Mal Nascida, de João Canijo (2008) [Cinema Negro]
Canijo é, actualmente, um nome incontornável no cinema nacional e “Mal Nascida” prova-o. Um relato trágico-poético de uma filha maldita que lida com os fantasmas do passado e com a dor de viver com uma mãe e um padrasto que a confrontam a sua condição da encarnação do Mal (com letra maiúscula). O cenário da aldeia nortenha, perdida no mundo da civilização, é perfeita para a radiografia ao Portugal profundo. Tudo isto evitando os clichés que tantas vezes pairam sobre o novo cinema nacional. Sem pretenções ou intelectualices, “Mal Nascida” não é de todo um filme acessível mas é certamente um bom exemplo de como contar uma história convencional de forma não convencional. Isto é o lado positivo; o negativo é que, quando comparado com os outros filmes portugueses presentes no cartaz, concluimos que 2008 não foi um ano nada famoso para o cinema nacional (credo, que raio foi “Veneno Cura”?).
Longe da Terra Queimada, de Guillermo Arriaga (2008) [Ante-estreia]

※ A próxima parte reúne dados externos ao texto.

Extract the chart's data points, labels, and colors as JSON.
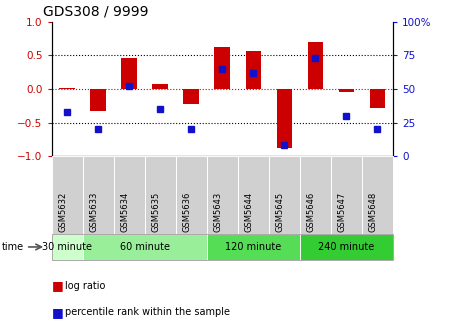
{
  "title": "GDS308 / 9999",
  "samples": [
    "GSM5632",
    "GSM5633",
    "GSM5634",
    "GSM5635",
    "GSM5636",
    "GSM5643",
    "GSM5644",
    "GSM5645",
    "GSM5646",
    "GSM5647",
    "GSM5648"
  ],
  "log_ratio": [
    0.02,
    -0.32,
    0.46,
    0.07,
    -0.23,
    0.63,
    0.57,
    -0.87,
    0.7,
    -0.04,
    -0.28
  ],
  "percentile": [
    33,
    20,
    52,
    35,
    20,
    65,
    62,
    8,
    73,
    30,
    20
  ],
  "groups": [
    {
      "label": "30 minute",
      "start": 0,
      "end": 1,
      "color": "#ccffcc"
    },
    {
      "label": "60 minute",
      "start": 1,
      "end": 5,
      "color": "#99ee99"
    },
    {
      "label": "120 minute",
      "start": 5,
      "end": 8,
      "color": "#55dd55"
    },
    {
      "label": "240 minute",
      "start": 8,
      "end": 11,
      "color": "#33cc33"
    }
  ],
  "bar_color": "#cc0000",
  "dot_color": "#1111cc",
  "ylim": [
    -1,
    1
  ],
  "y2lim": [
    0,
    100
  ],
  "yticks": [
    -1,
    -0.5,
    0,
    0.5,
    1
  ],
  "y2ticks": [
    0,
    25,
    50,
    75,
    100
  ],
  "bar_width": 0.5
}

Depois de uma parceria que deu excelentes frutos (“Amor Cão” ou “21 Gramas”, por exemplo), o argumentista Guillermo Arriaga separou-se do realizador Alejandro Inarritu e decidiu ele próprio fazer os seus próprios filmes. “Longe da Terra Queimada” é a sua estreia nessa cadeira e pode-se dizer que não se sai nada mal. Mantém as marcas dos filmes já citados – filme de actores, em formato mosaico, com uma tendência pelos ares do México, um ritmo pausado e uma fotografia saturada – e coloca o nosso Joaquim de Almeida na cama com Kim Basinger.